CoX-MoE: Coalesced Expert Execution for High-Throughput MoE Inference with AMX-Enabled CPU-GPU Co-Execution (DAC 2026)

一句话总结：CoX-MoE 的核心观察是 throughput-oriented MoE inference 里 micro-batching 虽然省显存，却会把 expert GEMM 打碎成 memory-bound 小任务；它用 AMX-enabled CPU-GPU co-execution、coalesced expert execution 和 expert-aware stratification 重新分配 attention / expert 的显存与计算，最终在 Mixtral、DeepSeek、Qwen3 上相对 MoE-Lightning 提升 1.7-2.4x throughput，相对 FlexGen 提升 3.4-7.1x。

问题与动机

CoX-MoE 解决的不是交互式低延迟 serving，而是 offline benchmarking、大规模数据处理、synthetic data generation 这类大 batch、高吞吐 MoE inference。这个场景的难点是显存同时被三类对象挤压：MoE expert 权重、attention / FFN 中间激活、以及 decode 过程增长的 KV-Cache。论文用 Mixtral-8x22B 举例：BF16 权重约 282 GB，batch 64、prompt 4096 又会产生约 72 GB intermediate data，总 footprint 约 350 GB，远超单张 80 GB GPU。

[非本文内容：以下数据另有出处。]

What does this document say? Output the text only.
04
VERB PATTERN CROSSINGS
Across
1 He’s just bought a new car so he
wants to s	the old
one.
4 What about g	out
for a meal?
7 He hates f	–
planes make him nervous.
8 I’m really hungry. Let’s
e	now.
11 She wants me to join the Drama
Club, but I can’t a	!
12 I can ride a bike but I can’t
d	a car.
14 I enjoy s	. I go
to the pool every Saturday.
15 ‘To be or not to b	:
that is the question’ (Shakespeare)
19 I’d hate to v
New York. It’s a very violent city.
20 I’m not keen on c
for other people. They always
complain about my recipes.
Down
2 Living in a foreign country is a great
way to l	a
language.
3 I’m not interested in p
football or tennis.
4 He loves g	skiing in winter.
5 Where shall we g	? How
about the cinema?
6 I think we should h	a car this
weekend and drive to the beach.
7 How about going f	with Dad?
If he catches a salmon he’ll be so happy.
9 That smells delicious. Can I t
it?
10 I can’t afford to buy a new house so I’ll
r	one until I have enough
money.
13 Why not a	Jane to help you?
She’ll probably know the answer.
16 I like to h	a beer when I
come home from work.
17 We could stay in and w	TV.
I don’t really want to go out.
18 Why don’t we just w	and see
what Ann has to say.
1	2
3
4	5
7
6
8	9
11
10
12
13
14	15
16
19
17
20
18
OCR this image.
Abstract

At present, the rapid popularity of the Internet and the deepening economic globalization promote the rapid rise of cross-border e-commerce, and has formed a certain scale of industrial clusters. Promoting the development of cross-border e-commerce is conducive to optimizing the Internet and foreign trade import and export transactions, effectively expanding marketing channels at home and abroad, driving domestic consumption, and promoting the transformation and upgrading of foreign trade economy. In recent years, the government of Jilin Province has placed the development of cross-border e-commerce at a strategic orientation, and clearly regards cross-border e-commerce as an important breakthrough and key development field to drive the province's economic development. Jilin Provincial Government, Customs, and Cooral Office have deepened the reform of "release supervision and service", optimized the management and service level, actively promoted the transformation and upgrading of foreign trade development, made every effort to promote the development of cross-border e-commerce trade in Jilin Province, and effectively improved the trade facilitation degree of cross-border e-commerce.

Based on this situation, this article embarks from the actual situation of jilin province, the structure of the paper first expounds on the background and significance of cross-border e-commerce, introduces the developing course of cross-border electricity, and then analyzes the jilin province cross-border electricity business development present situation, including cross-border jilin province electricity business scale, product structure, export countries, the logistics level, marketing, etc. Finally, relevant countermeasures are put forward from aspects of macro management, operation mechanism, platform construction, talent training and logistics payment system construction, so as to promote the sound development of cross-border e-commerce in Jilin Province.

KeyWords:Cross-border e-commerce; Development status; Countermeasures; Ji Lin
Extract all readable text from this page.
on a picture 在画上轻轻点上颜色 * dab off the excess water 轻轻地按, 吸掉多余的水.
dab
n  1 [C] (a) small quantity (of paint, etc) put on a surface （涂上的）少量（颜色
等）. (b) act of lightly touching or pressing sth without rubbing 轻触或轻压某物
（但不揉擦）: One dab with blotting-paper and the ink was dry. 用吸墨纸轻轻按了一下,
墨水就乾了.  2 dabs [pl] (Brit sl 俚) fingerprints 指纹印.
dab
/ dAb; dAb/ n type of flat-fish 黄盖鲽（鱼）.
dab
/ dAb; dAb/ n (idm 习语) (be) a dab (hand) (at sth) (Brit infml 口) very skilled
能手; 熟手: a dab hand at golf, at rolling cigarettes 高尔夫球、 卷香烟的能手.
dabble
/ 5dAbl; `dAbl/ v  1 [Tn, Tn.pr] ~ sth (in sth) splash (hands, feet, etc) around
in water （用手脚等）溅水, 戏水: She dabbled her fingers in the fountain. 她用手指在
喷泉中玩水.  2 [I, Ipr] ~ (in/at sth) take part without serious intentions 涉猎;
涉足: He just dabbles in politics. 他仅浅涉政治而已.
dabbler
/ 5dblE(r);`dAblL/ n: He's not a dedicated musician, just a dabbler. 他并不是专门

传统 offloading 系统通常把大 batch 切成 micro-batches，降低瞬时 activation 占用，并让同一份 expert 权重在多个 micro-batch 间复用。这对 dense model 或普通 layer offload 是合理的，但 MoE expert 本来就只收到稀疏 token；再切 micro-batch 会让每个 expert 的输入更小，operational intensity 下降，expert computation 从 compute-bound 掉到 memory-bound。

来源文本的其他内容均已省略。